7.8.16

O capital ista - Parte 10

Entretanto, deu com as redes sociais e investiu imenso tempo a arregimentar amigos virtuais para colocarem gostos nas fotos que ia publicando. Criou um blogue onde mandava todo o tipo de larachas sobre viagens, dava conselhos a quem os pedia e encheu a Internet de fotografias onde aparecia em locais emblemáticos. Foi-se tornando famoso, o tuga que correu a América em meia dúzia de dias, um Ulisses homérico dos tempos modernos, um viajante intrépido e destemido, um migrante temporário e voluntário, uma vítima da incapacidade do homem para estar quieto, enfim um profundo conhecedor do mundo e das suas nuances!

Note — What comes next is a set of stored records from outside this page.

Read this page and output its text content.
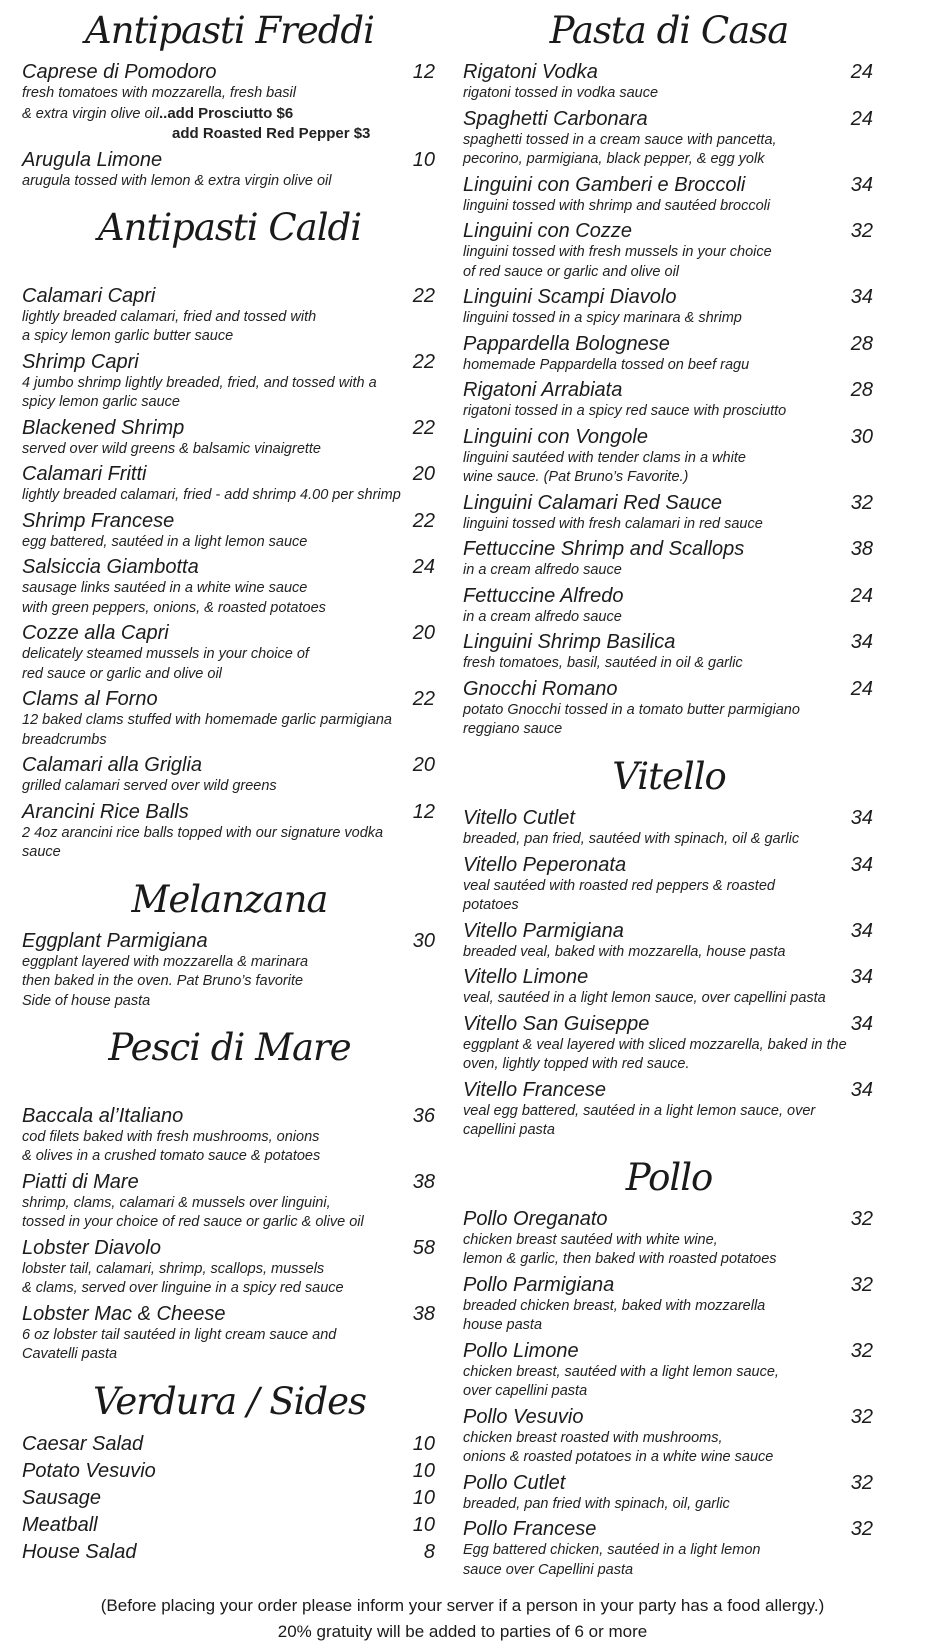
Antipasti Freddi
Caprese di Pomodoro	12
fresh tomatoes with mozzarella, fresh basil
& extra virgin olive oil..add Prosciutto $6
add Roasted Red Pepper $3
Arugula Limone	10
arugula tossed with lemon & extra virgin olive oil
Antipasti Caldi
Calamari Capri	22
lightly breaded calamari, fried and tossed with
a spicy lemon garlic butter sauce
Shrimp Capri	22
4 jumbo shrimp lightly breaded, fried, and tossed with a
spicy lemon garlic sauce
Blackened Shrimp	22
served over wild greens & balsamic vinaigrette
Calamari Fritti	20
lightly breaded calamari, fried - add shrimp 4.00 per shrimp
Shrimp Francese	22
egg battered, sautéed in a light lemon sauce
Salsiccia Giambotta	24
sausage links sautéed in a white wine sauce
with green peppers, onions, & roasted potatoes
Cozze alla Capri	20
delicately steamed mussels in your choice of
red sauce or garlic and olive oil
Clams al Forno	22
12 baked clams stuffed with homemade garlic parmigiana
breadcrumbs
Calamari alla Griglia	20
grilled calamari served over wild greens
Arancini Rice Balls	12
2 4oz arancini rice balls topped with our signature vodka
sauce
Melanzana
Eggplant Parmigiana	30
eggplant layered with mozzarella & marinara
then baked in the oven. Pat Bruno’s favorite
Side of house pasta
Pesci di Mare
Baccala al’Italiano	36
cod filets baked with fresh mushrooms, onions
& olives in a crushed tomato sauce & potatoes
Piatti di Mare	38
shrimp, clams, calamari & mussels over linguini,
tossed in your choice of red sauce or garlic & olive oil
Lobster Diavolo	58
lobster tail, calamari, shrimp, scallops, mussels
& clams, served over linguine in a spicy red sauce
Lobster Mac & Cheese	38
6 oz lobster tail sautéed in light cream sauce and
Cavatelli pasta
Verdura / Sides
Caesar Salad	10
Potato Vesuvio	10
Sausage	10
Meatball	10
House Salad	8
Pasta di Casa
Rigatoni Vodka	24
rigatoni tossed in vodka sauce
Spaghetti Carbonara	24
spaghetti tossed in a cream sauce with pancetta,
pecorino, parmigiana, black pepper, & egg yolk
Linguini con Gamberi e Broccoli	34
linguini tossed with shrimp and sautéed broccoli
Linguini con Cozze	32
linguini tossed with fresh mussels in your choice
of red sauce or garlic and olive oil
Linguini Scampi Diavolo	34
linguini tossed in a spicy marinara & shrimp
Pappardella Bolognese	28
homemade Pappardella tossed on beef ragu
Rigatoni Arrabiata	28
rigatoni tossed in a spicy red sauce with prosciutto
Linguini con Vongole	30
linguini sautéed with tender clams in a white
wine sauce. (Pat Bruno’s Favorite.)
Linguini Calamari Red Sauce	32
linguini tossed with fresh calamari in red sauce
Fettuccine Shrimp and Scallops	38
in a cream alfredo sauce
Fettuccine Alfredo	24
in a cream alfredo sauce
Linguini Shrimp Basilica	34
fresh tomatoes, basil, sautéed in oil & garlic
Gnocchi Romano	24
potato Gnocchi tossed in a tomato butter parmigiano
reggiano sauce
Vitello
Vitello Cutlet	34
breaded, pan fried, sautéed with spinach, oil & garlic
Vitello Peperonata	34
veal sautéed with roasted red peppers & roasted
potatoes
Vitello Parmigiana	34
breaded veal, baked with mozzarella, house pasta
Vitello Limone	34
veal, sautéed in a light lemon sauce, over capellini pasta
Vitello San Guiseppe	34
eggplant & veal layered with sliced mozzarella, baked in the
oven, lightly topped with red sauce.
Vitello Francese	34
veal egg battered, sautéed in a light lemon sauce, over
capellini pasta
Pollo
Pollo Oreganato	32
chicken breast sautéed with white wine,
lemon & garlic, then baked with roasted potatoes
Pollo Parmigiana	32
breaded chicken breast, baked with mozzarella
house pasta
Pollo Limone	32
chicken breast, sautéed with a light lemon sauce,
over capellini pasta
Pollo Vesuvio	32
chicken breast roasted with mushrooms,
onions & roasted potatoes in a white wine sauce
Pollo Cutlet	32
breaded, pan fried with spinach, oil, garlic
Pollo Francese	32
Egg battered chicken, sautéed in a light lemon
sauce over Capellini pasta
(Before placing your order please inform your server if a person in your party has a food allergy.)
20% gratuity will be added to parties of 6 or more
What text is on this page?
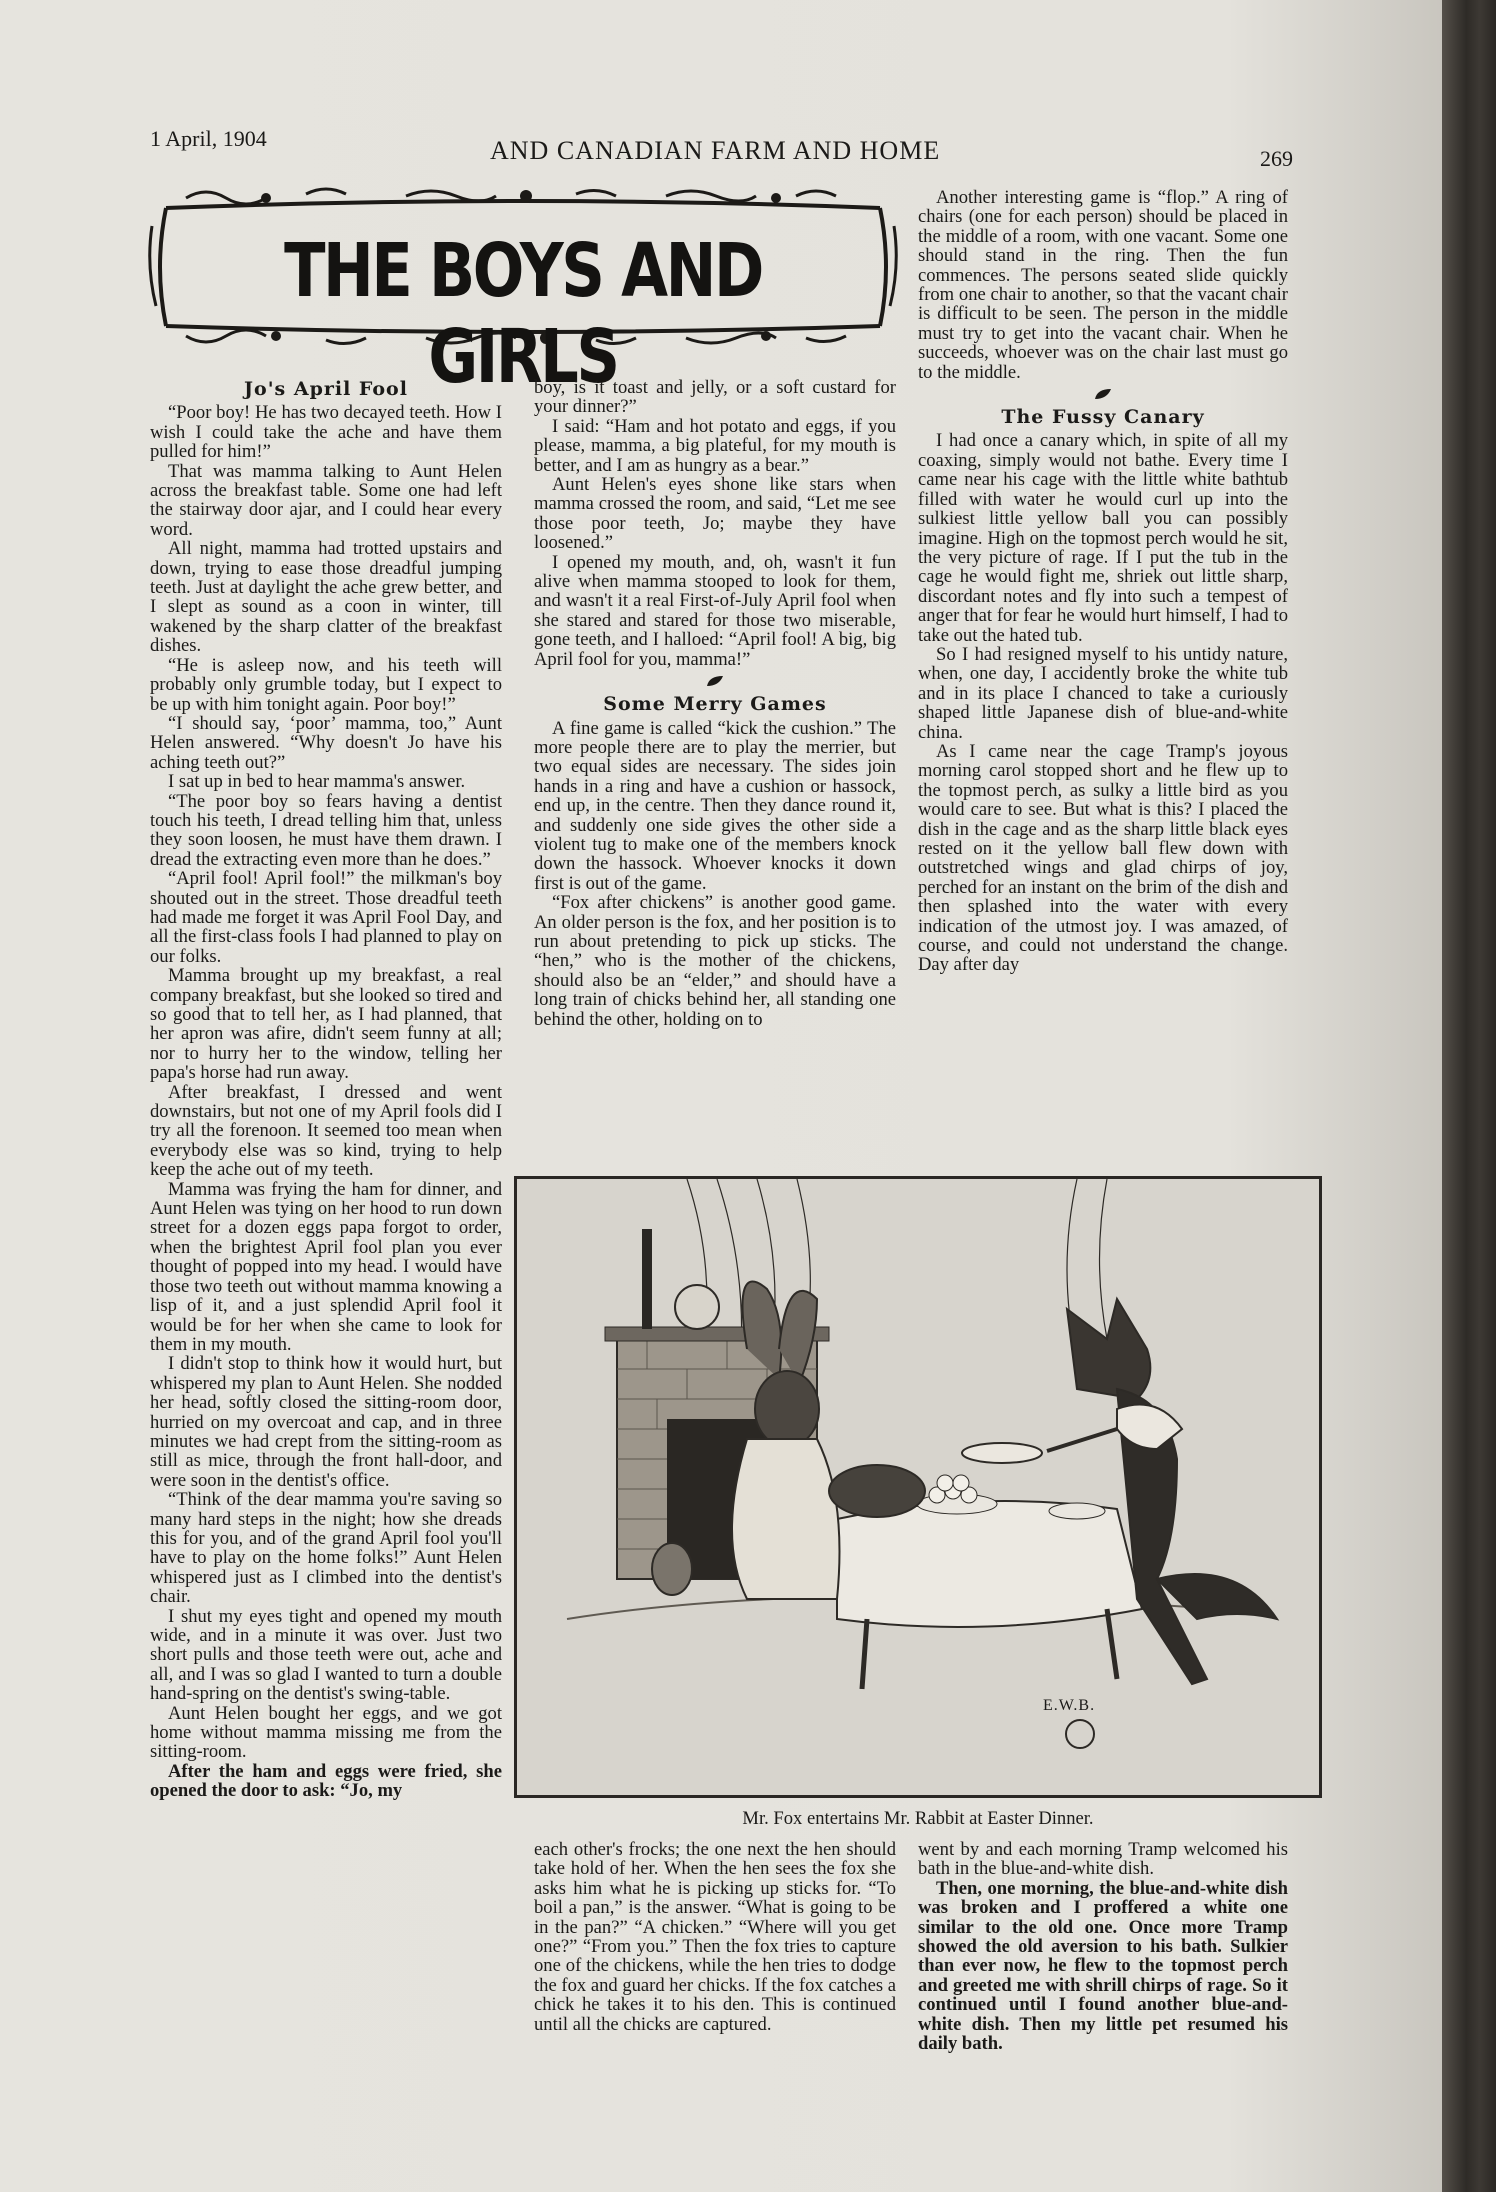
1 April, 1904	AND CANADIAN FARM AND HOME	269
THE BOYS AND GIRLS
Jo's April Fool

“Poor boy! He has two decayed teeth. How I wish I could take the ache and have them pulled for him!”

That was mamma talking to Aunt Helen across the breakfast table. Some one had left the stairway door ajar, and I could hear every word.

All night, mamma had trotted upstairs and down, trying to ease those dreadful jumping teeth. Just at daylight the ache grew better, and I slept as sound as a coon in winter, till wakened by the sharp clatter of the breakfast dishes.

“He is asleep now, and his teeth will probably only grumble today, but I expect to be up with him tonight again. Poor boy!”

“I should say, ‘poor’ mamma, too,” Aunt Helen answered. “Why doesn't Jo have his aching teeth out?”

I sat up in bed to hear mamma's answer.

“The poor boy so fears having a dentist touch his teeth, I dread telling him that, unless they soon loosen, he must have them drawn. I dread the extracting even more than he does.”

“April fool! April fool!” the milkman's boy shouted out in the street. Those dreadful teeth had made me forget it was April Fool Day, and all the first-class fools I had planned to play on our folks.

Mamma brought up my breakfast, a real company breakfast, but she looked so tired and so good that to tell her, as I had planned, that her apron was afire, didn't seem funny at all; nor to hurry her to the window, telling her papa's horse had run away.

After breakfast, I dressed and went downstairs, but not one of my April fools did I try all the forenoon. It seemed too mean when everybody else was so kind, trying to help keep the ache out of my teeth.

Mamma was frying the ham for dinner, and Aunt Helen was tying on her hood to run down street for a dozen eggs papa forgot to order, when the brightest April fool plan you ever thought of popped into my head. I would have those two teeth out without mamma knowing a lisp of it, and a just splendid April fool it would be for her when she came to look for them in my mouth.

I didn't stop to think how it would hurt, but whispered my plan to Aunt Helen. She nodded her head, softly closed the sitting-room door, hurried on my overcoat and cap, and in three minutes we had crept from the sitting-room as still as mice, through the front hall-door, and were soon in the dentist's office.

“Think of the dear mamma you're saving so many hard steps in the night; how she dreads this for you, and of the grand April fool you'll have to play on the home folks!” Aunt Helen whispered just as I climbed into the dentist's chair.

I shut my eyes tight and opened my mouth wide, and in a minute it was over. Just two short pulls and those teeth were out, ache and all, and I was so glad I wanted to turn a double hand-spring on the dentist's swing-table.

Aunt Helen bought her eggs, and we got home without mamma missing me from the sitting-room.

After the ham and eggs were fried, she opened the door to ask: “Jo, my

boy, is it toast and jelly, or a soft custard for your dinner?”

I said: “Ham and hot potato and eggs, if you please, mamma, a big plateful, for my mouth is better, and I am as hungry as a bear.”

Aunt Helen's eyes shone like stars when mamma crossed the room, and said, “Let me see those poor teeth, Jo; maybe they have loosened.”

I opened my mouth, and, oh, wasn't it fun alive when mamma stooped to look for them, and wasn't it a real First-of-July April fool when she stared and stared for those two miserable, gone teeth, and I halloed: “April fool! A big, big April fool for you, mamma!”

Some Merry Games

A fine game is called “kick the cushion.” The more people there are to play the merrier, but two equal sides are necessary. The sides join hands in a ring and have a cushion or hassock, end up, in the centre. Then they dance round it, and suddenly one side gives the other side a violent tug to make one of the members knock down the hassock. Whoever knocks it down first is out of the game.

“Fox after chickens” is another good game. An older person is the fox, and her position is to run about pretending to pick up sticks. The “hen,” who is the mother of the chickens, should also be an “elder,” and should have a long train of chicks behind her, all standing one behind the other, holding on to

Another interesting game is “flop.” A ring of chairs (one for each person) should be placed in the middle of a room, with one vacant. Some one should stand in the ring. Then the fun commences. The persons seated slide quickly from one chair to another, so that the vacant chair is difficult to be seen. The person in the middle must try to get into the vacant chair. When he succeeds, whoever was on the chair last must go to the middle.

The Fussy Canary

I had once a canary which, in spite of all my coaxing, simply would not bathe. Every time I came near his cage with the little white bathtub filled with water he would curl up into the sulkiest little yellow ball you can possibly imagine. High on the topmost perch would he sit, the very picture of rage. If I put the tub in the cage he would fight me, shriek out little sharp, discordant notes and fly into such a tempest of anger that for fear he would hurt himself, I had to take out the hated tub.

So I had resigned myself to his untidy nature, when, one day, I accidently broke the white tub and in its place I chanced to take a curiously shaped little Japanese dish of blue-and-white china.

As I came near the cage Tramp's joyous morning carol stopped short and he flew up to the topmost perch, as sulky a little bird as you would care to see. But what is this? I placed the dish in the cage and as the sharp little black eyes rested on it the yellow ball flew down with outstretched wings and glad chirps of joy, perched for an instant on the brim of the dish and then splashed into the water with every indication of the utmost joy. I was amazed, of course, and could not understand the change. Day after day

E.W.B.
Mr. Fox entertains Mr. Rabbit at Easter Dinner.

each other's frocks; the one next the hen should take hold of her. When the hen sees the fox she asks him what he is picking up sticks for. “To boil a pan,” is the answer. “What is going to be in the pan?” “A chicken.” “Where will you get one?” “From you.” Then the fox tries to capture one of the chickens, while the hen tries to dodge the fox and guard her chicks. If the fox catches a chick he takes it to his den. This is continued until all the chicks are captured.

went by and each morning Tramp welcomed his bath in the blue-and-white dish.

Then, one morning, the blue-and-white dish was broken and I proffered a white one similar to the old one. Once more Tramp showed the old aversion to his bath. Sulkier than ever now, he flew to the topmost perch and greeted me with shrill chirps of rage. So it continued until I found another blue-and-white dish. Then my little pet resumed his daily bath.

No ano seguinte lambeu África! Bem, a verdade é que precisou de dois anos, porque no segundo foi para o lado do corno, trepou ao Quilimanjaro e depois veio por aí abaixo e só parou na capital da Austrália. Agora tinha um telemóvel mesmo bom, tirava imensas fotografias e postava tudo em tempo real. Tudo não! Só as que se aproveitavam e não estavam desfocadas pelo movimento perpétuo, mas jamais se esquecia de ser o primeiro a dar “gosto”. No Facebook era um campeão, no Instagram não tinha ninguém à altura e o blogue tinha-se transformado num local de peregrinação virtual. Depois de tantos quilómetros a correr, era o indivíduo mais espadaúdo do país, puro osso e músculo, um grande amigo do ambiente e da mãe-natureza, o primeiro viajante com uma pegada ecológica impercetível. Na Arábia nem de camelo lhe conseguiram deitar a mão e na Índia houve gente a interromper a chafurdice no Ganges para aplaudir a sua passagem. Quanto a capitais, mais umas dezenas para a coleta e, agora sim, estava em velocidade de cruzeiro no que ao conhecimento do mundo diz respeito! A verdade é que sentia uma urgência, porque Ulisses, como cada um de nós, não estava a ficar mais novo e tinha plena consciência da lei suprema da vida: tempo passado, corpo cansado!